Saturday, February 4, 2012

Ryan Cragun on Baptism Speed and Retention Rates

Today I was listening to a recent episode of John Dehlin's popular Mormon Stories podcast - specifically, episode 319: "Changing Mormon Demographics in the U.S. with Dr. Ryan Cragun", in which John Dehlin (with Scott Holley) interviews University of Tampa sociologist Ryan T. Cragun about the latter's work on LDS sociodemographic trends in the United States from 1990 to 2008. It's an episode that's well-worth listening to, and I look forward to listening to episode 320 ("Changing Demographics in the Worldwide LDS Church with Matt Martinich of the Cumorah Foundation") later tonight. But during episode 319, there was a very interesting (to me) interval from 1:29:45 to 1:32:22, which I transcribe roughly as follows; consider it just one of many possible samples of why the podcast is worth listening to:
Dehlin: So this is... well, is it a big deal that the Church's growth is flatlining and maybe been declining? I mean... and, do you get a sense that other churches are more successful at retention overseas than we are?

Cragun:
Seventh-Day Adventists are. That's... again, it's a paper that I'm working on with Ron Lawson. They still lose members, right, but not nearly at the rate that the LDS Church does, and I think that has to do in part with the way they do about converting members, right? So the LDS Church still has a very specific kind of proselytizing program, and they haven't modified it very much since the 1960s. You've got, you know, a series of discussions – I know they've got a newer version out, and they say that you can kind of go with it how you need to, but the emphasis from the very beginning – I don't know what it was like in your guys's missions, but we were told by our mission president to invite people to be baptized during the first discussion.

Dehlin:
Yeah, for sure we were.

Cragun:
Yeah, and I don't think they do that now, but there's still very much the push to, Let's get these people to church, let's get them baptized, um, rather than, Hey, let's teach them and walk them through this process and actually make them wait until we know that they've actually had kind of a change in the way that they think, they've been integrated into the congregation, and now we can actually have them baptized. For Jehovah's Witnesses, it's about a six-month process at a minimum before somebody can be baptized. And for Seventh-Day Adventists, it can two years, right?

Dehlin:
Right.

Cragun:
So we're comparing that to, for Mormons, right, six weeks? Eight weeks? Maybe a couple of months, at most? You know, yeah, there are some that linger on and on and on and on, but for many of the converts, particularly when I was serving, right, if we went longer than six weeks with some investigators, we thought, Now they're never going to get baptized, and we would drop them. Well, by the end of my mission, the people I had converted at the beginning of my mission, they were already inactive.

Dehlin:
So are we saying that if the Church required a longer time to actually be able to join, and were more methodical about making it harder to join, we would actually see an increase in both number of baptisms and an increase in retention?

Cragun:
Yeah, I think that's true.
For any of my LDS readers in particular, what do you think of this? Are there disadvantages to the swiftness of baptism in the 'ideal' LDS conversion scenario?

1 comment:

  1. I've seen it go two ways. In my case, I was baptized within eight week and six years later I'm still going strong. But I've also seen people be baptized on Saturday, confirmed Sunday and never see them again. Most people I've seen get baptized stop attending church after a few weeks.

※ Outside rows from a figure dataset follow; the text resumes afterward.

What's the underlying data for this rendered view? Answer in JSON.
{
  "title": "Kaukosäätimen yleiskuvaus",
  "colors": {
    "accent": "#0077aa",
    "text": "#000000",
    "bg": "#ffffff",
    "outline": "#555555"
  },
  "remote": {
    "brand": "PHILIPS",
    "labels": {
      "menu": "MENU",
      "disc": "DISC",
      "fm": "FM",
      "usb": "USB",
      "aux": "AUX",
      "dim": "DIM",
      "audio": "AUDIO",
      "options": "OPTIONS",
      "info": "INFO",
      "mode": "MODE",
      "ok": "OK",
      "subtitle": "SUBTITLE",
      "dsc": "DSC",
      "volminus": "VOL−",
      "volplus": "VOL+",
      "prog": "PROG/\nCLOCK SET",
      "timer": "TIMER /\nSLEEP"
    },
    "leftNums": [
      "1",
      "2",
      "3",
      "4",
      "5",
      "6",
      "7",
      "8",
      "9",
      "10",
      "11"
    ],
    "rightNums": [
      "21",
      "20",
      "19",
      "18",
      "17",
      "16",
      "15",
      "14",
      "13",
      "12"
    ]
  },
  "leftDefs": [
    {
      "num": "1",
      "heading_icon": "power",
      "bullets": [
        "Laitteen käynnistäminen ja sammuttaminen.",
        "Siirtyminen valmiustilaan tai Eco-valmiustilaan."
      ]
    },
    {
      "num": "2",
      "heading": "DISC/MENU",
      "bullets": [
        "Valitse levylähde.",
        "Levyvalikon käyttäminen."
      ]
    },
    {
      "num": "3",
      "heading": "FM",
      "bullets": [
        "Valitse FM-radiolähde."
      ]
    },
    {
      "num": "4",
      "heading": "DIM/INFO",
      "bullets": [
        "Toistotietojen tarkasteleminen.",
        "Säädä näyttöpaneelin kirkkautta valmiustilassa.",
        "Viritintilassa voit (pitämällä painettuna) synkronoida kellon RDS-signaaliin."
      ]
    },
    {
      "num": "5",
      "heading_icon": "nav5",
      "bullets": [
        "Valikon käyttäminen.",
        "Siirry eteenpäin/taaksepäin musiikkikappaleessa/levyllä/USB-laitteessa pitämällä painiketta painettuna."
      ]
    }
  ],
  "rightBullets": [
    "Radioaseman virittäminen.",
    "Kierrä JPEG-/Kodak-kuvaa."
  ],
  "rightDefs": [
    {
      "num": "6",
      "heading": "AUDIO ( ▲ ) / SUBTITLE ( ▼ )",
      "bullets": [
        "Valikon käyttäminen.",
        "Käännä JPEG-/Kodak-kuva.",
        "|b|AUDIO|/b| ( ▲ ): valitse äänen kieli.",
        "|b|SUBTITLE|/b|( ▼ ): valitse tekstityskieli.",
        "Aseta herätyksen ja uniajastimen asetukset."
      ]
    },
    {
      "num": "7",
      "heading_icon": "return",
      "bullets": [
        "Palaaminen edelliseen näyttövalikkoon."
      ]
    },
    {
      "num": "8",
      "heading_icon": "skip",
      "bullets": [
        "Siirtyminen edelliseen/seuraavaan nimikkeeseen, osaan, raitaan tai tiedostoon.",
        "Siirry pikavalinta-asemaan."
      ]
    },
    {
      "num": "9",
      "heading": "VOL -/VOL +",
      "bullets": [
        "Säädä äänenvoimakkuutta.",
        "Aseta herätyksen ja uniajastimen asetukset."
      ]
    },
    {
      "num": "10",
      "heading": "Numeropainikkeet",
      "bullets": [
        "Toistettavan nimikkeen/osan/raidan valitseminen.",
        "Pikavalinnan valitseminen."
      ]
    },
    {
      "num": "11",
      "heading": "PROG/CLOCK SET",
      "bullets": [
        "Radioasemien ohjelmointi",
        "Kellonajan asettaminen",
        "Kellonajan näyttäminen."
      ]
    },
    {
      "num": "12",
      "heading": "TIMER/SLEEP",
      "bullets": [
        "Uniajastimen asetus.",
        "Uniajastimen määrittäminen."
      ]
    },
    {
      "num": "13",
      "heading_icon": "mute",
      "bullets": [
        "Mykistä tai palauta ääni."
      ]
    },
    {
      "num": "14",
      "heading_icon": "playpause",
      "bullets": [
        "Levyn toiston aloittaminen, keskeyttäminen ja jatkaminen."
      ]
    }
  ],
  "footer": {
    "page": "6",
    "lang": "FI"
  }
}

    I think more time should be taken to make sure the investigator really is ready for the commitment, because some people need longer amounts of time to really make the decision. But it's also the few weeks after the baptism that really is crucial, if there's a lack of fellowship and alas there usually is, it makes it harder for the new member to continue attendance and yes, they eventually go inactive. So, in my eyes, if a few extra weeks, months, even years is what it takes, then that is exactly what it takes.